So could it be that the feds wanted to revise history to help the noble cause of civil rights?
It wasn't difficult, given the long record of writings from the South. It was all about slavery, not even the end of slavery in southern states, but the end of expansion of slavery into states being created. Probably the Feds realized it was time to speak honestly about history with regards to the Civil War, inasmuch as some people were crazy enough to consider Blacks as somewhat equal to white folk.
And Goat- A master's degree in History isn't exactly a qualification to pontificate on anything, unless it is in a high school classroom.
Confederate Vice President Alexander Stephens, who said: "Our new government is founded upon exactly the opposite idea; its foundations are laid, its cornerstone rests, upon the great truth that the n---- is not equal to the white man; that slavery, subordination to the superior race, is his natural and normal condition."
Jefferson Davis had said: "The condition of slavery with us is ... nothing but the form of civil government instituted for a class of people not fit to govern themselves. It is exactly what in every State exists in some form or other. It is just that kind of control which is extended in every northern State over its convicts, its lunatics, its minors, its apprentices. It is but a form of civil government for those who by their nature are not fit to govern themselves. We recognize the fact of the inferiority stamped upon that race of men by the Creator, and from the cradle to the grave, our Government, as a civil institution, marks that inferiority." (He said this in the Senate on February 29, 1860)
We hold as undeniable truths that the governments of the various States, and of the confederacy itself, were established exclusively by the white race, for themselves and their posterity; that the African race had no agency in their establishment; that they were rightfully held and regarded as an inferior and dependent race, and in that condition only could their existence in this country be rendered beneficial or tolerable.

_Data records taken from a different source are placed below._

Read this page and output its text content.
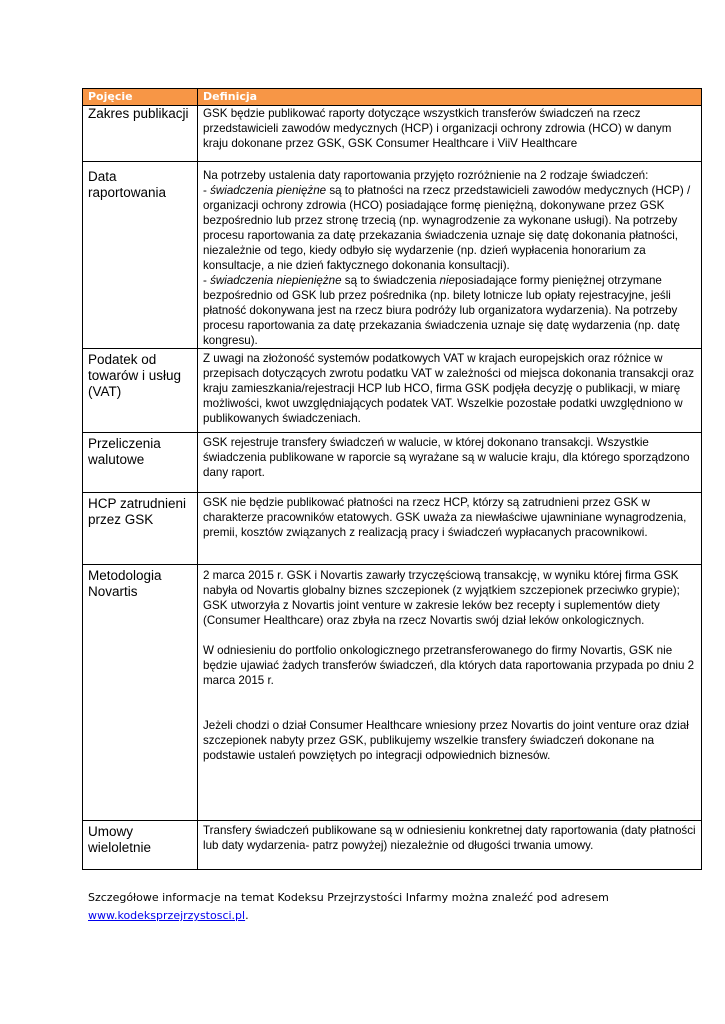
Pojęcie	Definicja
Zakres publikacji	GSK będzie publikować raporty dotyczące wszystkich transferów świadczeń na rzecz przedstawicieli zawodów medycznych (HCP) i organizacji ochrony zdrowia (HCO) w danym kraju dokonane przez GSK, GSK Consumer Healthcare i ViiV Healthcare

Data raportowania	Na potrzeby ustalenia daty raportowania przyjęto rozróżnienie na 2 rodzaje świadczeń:

- świadczenia pieniężne są to płatności na rzecz przedstawicieli zawodów medycznych (HCP) / organizacji ochrony zdrowia (HCO) posiadające formę pieniężną, dokonywane przez GSK bezpośrednio lub przez stronę trzecią (np. wynagrodzenie za wykonane usługi). Na potrzeby procesu raportowania za datę przekazania świadczenia uznaje się datę dokonania płatności, niezależnie od tego, kiedy odbyło się wydarzenie (np. dzień wypłacenia honorarium za konsultacje, a nie dzień faktycznego dokonania konsultacji).

- świadczenia niepieniężne są to świadczenia nieposiadające formy pieniężnej otrzymane bezpośrednio od GSK lub przez pośrednika (np. bilety lotnicze lub opłaty rejestracyjne, jeśli płatność dokonywana jest na rzecz biura podróży lub organizatora wydarzenia). Na potrzeby procesu raportowania za datę przekazania świadczenia uznaje się datę wydarzenia (np. datę kongresu).

Podatek od towarów i usług (VAT)	Z uwagi na złożoność systemów podatkowych VAT w krajach europejskich oraz różnice w przepisach dotyczących zwrotu podatku VAT w zależności od miejsca dokonania transakcji oraz kraju zamieszkania/rejestracji HCP lub HCO, firma GSK podjęła decyzję o publikacji, w miarę możliwości, kwot uwzględniających podatek VAT. Wszelkie pozostałe podatki uwzględniono w publikowanych świadczeniach.

Przeliczenia walutowe	GSK rejestruje transfery świadczeń w walucie, w której dokonano transakcji. Wszystkie świadczenia publikowane w raporcie są wyrażane są w walucie kraju, dla którego sporządzono dany raport.

HCP zatrudnieni przez GSK	GSK nie będzie publikować płatności na rzecz HCP, którzy są zatrudnieni przez GSK w charakterze pracowników etatowych. GSK uważa za niewłaściwe ujawniniane wynagrodzenia, premii, kosztów związanych z realizacją pracy i świadczeń wypłacanych pracownikowi.

Metodologia Novartis	2 marca 2015 r. GSK i Novartis zawarły trzyczęściową transakcję, w wyniku której firma GSK nabyła od Novartis globalny biznes szczepionek (z wyjątkiem szczepionek przeciwko grypie); GSK utworzyła z Novartis joint venture w zakresie leków bez recepty i suplementów diety (Consumer Healthcare) oraz zbyła na rzecz Novartis swój dział leków onkologicznych.

W odniesieniu do portfolio onkologicznego przetransferowanego do firmy Novartis, GSK nie będzie ujawiać żadych transferów świadczeń, dla których data raportowania przypada po dniu 2 marca 2015 r.

Jeżeli chodzi o dział Consumer Healthcare wniesiony przez Novartis do joint venture oraz dział szczepionek nabyty przez GSK, publikujemy wszelkie transfery świadczeń dokonane na podstawie ustaleń powziętych po integracji odpowiednich biznesów.

Umowy wieloletnie	Transfery świadczeń publikowane są w odniesieniu konkretnej daty raportowania (daty płatności lub daty wydarzenia- patrz powyżej) niezależnie od długości trwania umowy.

Szczegółowe informacje na temat Kodeksu Przejrzystości Infarmy można znaleźć pod adresem
www.kodeksprzejrzystosci.pl.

That in this free government all white men are and of right ought to be entitled to equal civil and political rights; that the servitude of the African race, as existing in these States, is mutually beneficial to both bond and free, and is abundantly authorized and justified by the experience of mankind, and the revealed will of the Almighty Creator, as recognized by all Christian nations; while the destruction of the existing relations between the two races, as advocated by our sectional enemies, would bring inevitable calamities upon both and desolation upon the fifteen slave-holding states.
The writers of these documents even claimed the right to own slaves was the most important reason for the southern states joining the Union in the first place! They were honest enough to admit that they valued enslaving blacks more than freedom for themselves:
Utter subjugation awaits us in the Union, if we should consent [any] longer to remain in it. It is not a matter of choice, but of necessity. We must either submit to degradation [i.e., the "degradation" of treating blacks like human beings], and to the loss of property worth four billions of money, or we must secede from the Union framed by our fathers, to secure this as well as every other species of property. For far less cause than this [the right to own other human beings], our fathers separated from the Crown of England.
"A similar provision of the Constitution requires them [the free states] to surrender fugitives from labor [i.e., runaway slaves]. This provision and the one last referred to were our main inducements for confederating with the Northern States. Without them it is historically true that we would have rejected the Constitution.